I’m learning the beauty of this idea with my new Muslim friend, Sultan.
He is studying here at a local college through an exchange program that encourages home-stays for the purpose of helping the students learn English in the context of real conversation and culture.
Sultan is my new friend. He is muslim. He makes sweet, sweet tea in tiny cups and we talk about God and the Koran and Jesus. He has been raised since birth in his beliefs as much as I’ve been raised since birth as a Christian. We will not convert one another. We don’t even want to.
I know that’s not my job.
My job is to have the conversation, and with gentleness and respect make the source of my hope known to anyone who asks. (1Peter 3:15)
It’s the same job I have with anyone–my kids, my friends, anyone who asks.
But can they watch this hope in glorious high definition like they can watch biblical drama play out on a screen?
Oh, I want them to.
But I may not present the whole bible in authoritative, contextually correct completion just as this miniseries may not be complete and perfect in its presentation of scripture. That’s okay.
If my life displays hope in this: That I believe in Jesus, the Christ, the son of God, who came as a man, lived, died, was buried and raised on the third day, resurrected from the dead who now and forevermore reigns in the now as he did in the past and will in the future. That I believe in the Trinity of God, three persons revealed, Father, Son and Holy Spirit, who as a unified deity created all and will redeem and restore according to his perfect nature all of his creation, then I don’t have to know all the details of the Bible.
Because they have made films and documentaries on the Bible before and they will again, but it’s our lives that are being watched every day by the world, our words and actions that are being witnessed.
Are they seeing epic hope?
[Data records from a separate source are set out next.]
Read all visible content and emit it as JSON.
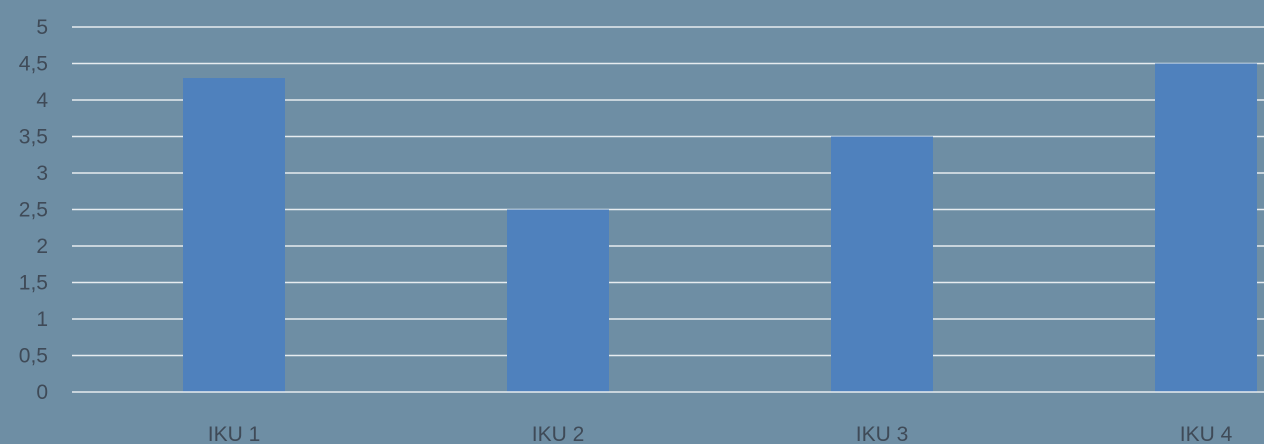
{
  "chart_data": {
    "type": "bar",
    "title": "",
    "xlabel": "",
    "ylabel": "",
    "categories": [
      "IKU 1",
      "IKU 2",
      "IKU 3",
      "IKU 4"
    ],
    "values": [
      4.3,
      2.5,
      3.5,
      4.5
    ],
    "ylim": [
      0,
      5
    ],
    "y_ticks": [
      "0",
      "0,5",
      "1",
      "1,5",
      "2",
      "2,5",
      "3",
      "3,5",
      "4",
      "4,5",
      "5"
    ],
    "y_tick_values": [
      0,
      0.5,
      1,
      1.5,
      2,
      2.5,
      3,
      3.5,
      4,
      4.5,
      5
    ],
    "grid": true,
    "legend": "none",
    "colors": {
      "background": "#6e8ea4",
      "bar": "#4f81bd",
      "grid": "#e6ebef",
      "text": "#3f4a57"
    }
  }
}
Are they witnessing joy and triumph even in suffering?
Are we, like Abraham, living out in dramatic, cinematic faith the three words: Trust in God?
I am counting the gifts of grace this week and linking up with Ann:
the turning of the calendar and the chirping of birds – spring
modern medicine: I was so, so sick this week and needed powerful medication to help me heal.
supportive husband: oh, what a gift he is.
my kids who cared: my youngest said, mom, I’m going to pray for you before I play my video game.
a home and bed and books to read and pillows to cradle me.
glow-in-the-dark-socks and a preteen to wear them.